What is most valuable?

  • Extensibility and flexibility
  • Open source
  • Active community

Also, the text-based configuration is very important to discern differences in version control. It also means it is easily configured with templates, and easily edited.

How has it helped my organization?

Salt lets you run commands on hundreds of servers at once; and sync up software, tools, and scripts across your infrastructure.

What needs improvement?

The flexibility can hurt sometimes, as there are so many ways to accomplish the same task. I don’t want to give the wrong impression; the flexibility helps more often than it hurts. However, when there are multiple choices to a complex software problem, one can make mistakes, and with a configuration management system, a mistake can get pushed to an entire infrastructure automatically.

For how long have I used the solution?

I have used it for one year.

What do I think about the stability of the solution?

Salt has been remarkably stable, and it is simple to send metrics to an external source like Elasticsearch.

What do I think about the scalability of the solution?

I haven’t had any scaling issues.

How are customer service and technical support?

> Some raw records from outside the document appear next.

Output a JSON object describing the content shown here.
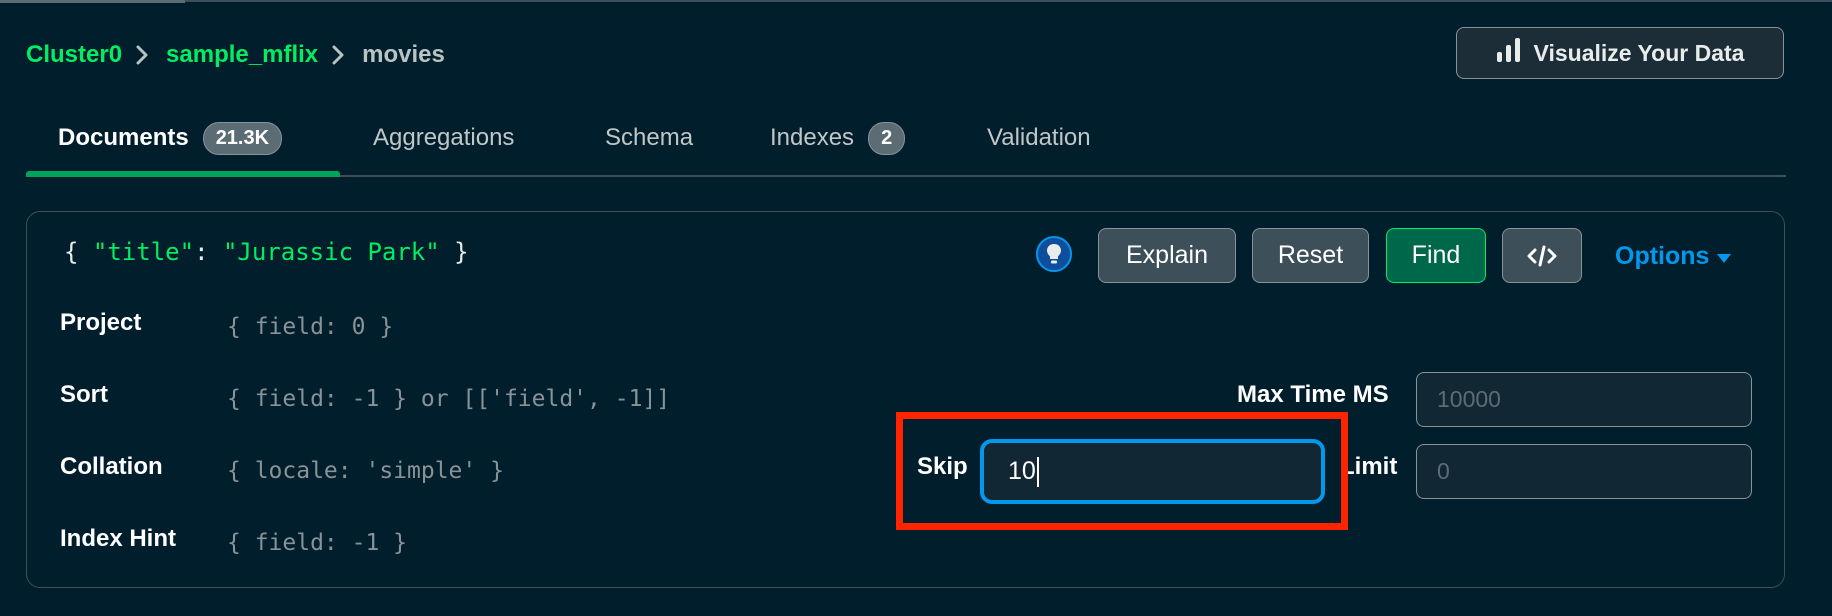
{
  "breadcrumb": {
    "cluster": "Cluster0",
    "database": "sample_mflix",
    "collection": "movies"
  },
  "header": {
    "visualize_label": "Visualize Your Data"
  },
  "tabs": [
    {
      "label": "Documents",
      "badge": "21.3K"
    },
    {
      "label": "Aggregations"
    },
    {
      "label": "Schema"
    },
    {
      "label": "Indexes",
      "badge": "2"
    },
    {
      "label": "Validation"
    }
  ],
  "query": {
    "filter_open": "{",
    "filter_key": "\"title\"",
    "filter_colon": ":",
    "filter_value": "\"Jurassic Park\"",
    "filter_close": "}",
    "buttons": {
      "explain": "Explain",
      "reset": "Reset",
      "find": "Find",
      "options": "Options"
    },
    "project_label": "Project",
    "project_placeholder": "{ field: 0 }",
    "sort_label": "Sort",
    "sort_placeholder": "{ field: -1 } or [['field', -1]]",
    "collation_label": "Collation",
    "collation_placeholder": "{ locale: 'simple' }",
    "hint_label": "Index Hint",
    "hint_placeholder": "{ field: -1 }",
    "maxtime_label": "Max Time MS",
    "maxtime_placeholder": "10000",
    "skip_label": "Skip",
    "skip_value": "10",
    "limit_label": "Limit",
    "limit_placeholder": "0"
  },
  "colors": {
    "background": "#001e2b",
    "accent_green": "#00ed64",
    "focus_blue": "#0498ec",
    "highlight_red": "#ff2400"
  }
}
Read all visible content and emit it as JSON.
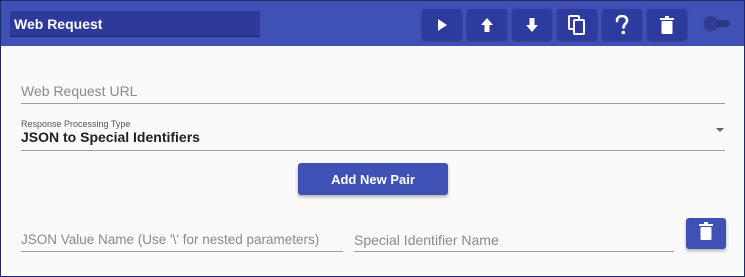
{
  "header": {
    "title_value": "Web Request",
    "buttons": [
      {
        "name": "play-button",
        "icon": "play-icon"
      },
      {
        "name": "move-up-button",
        "icon": "arrow-up-icon"
      },
      {
        "name": "move-down-button",
        "icon": "arrow-down-icon"
      },
      {
        "name": "copy-button",
        "icon": "copy-icon"
      },
      {
        "name": "help-button",
        "icon": "help-icon"
      },
      {
        "name": "delete-button",
        "icon": "trash-icon"
      }
    ],
    "toggle_state": "off"
  },
  "form": {
    "url_placeholder": "Web Request URL",
    "url_value": "",
    "processing_label": "Response Processing Type",
    "processing_value": "JSON to Special Identifiers",
    "add_pair_label": "Add New Pair",
    "pair": {
      "json_name_placeholder": "JSON Value Name (Use '\\' for nested parameters)",
      "special_id_placeholder": "Special Identifier Name"
    }
  },
  "colors": {
    "primary": "#3f51b5",
    "header_button": "#2e3b9e",
    "background": "#fafafa"
  }
}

I would rate technical support very high. Personally, I have posted issues to GitHub that have been responded to the same day or the next day, and closed within a week.

Which solution did I use previously and why did I switch?

This was our first foray into the configuration management space. Previously, it was a bunch of PowerShell scripts.

How was the initial setup?

Salt has a very straightforward installation.

What's my experience with pricing, setup cost, and licensing?

Salt is free.

Which other solutions did I evaluate?

Before choosing this product, we were looking at PowerShell DSC, because we were all PowerShell anyway. It was too unpolished; did not seem to fit properly with what we had in mind.

What other advice do I have?

Have a good plan about how you are going to target your infrastructure; a solid naming convention helps a lot.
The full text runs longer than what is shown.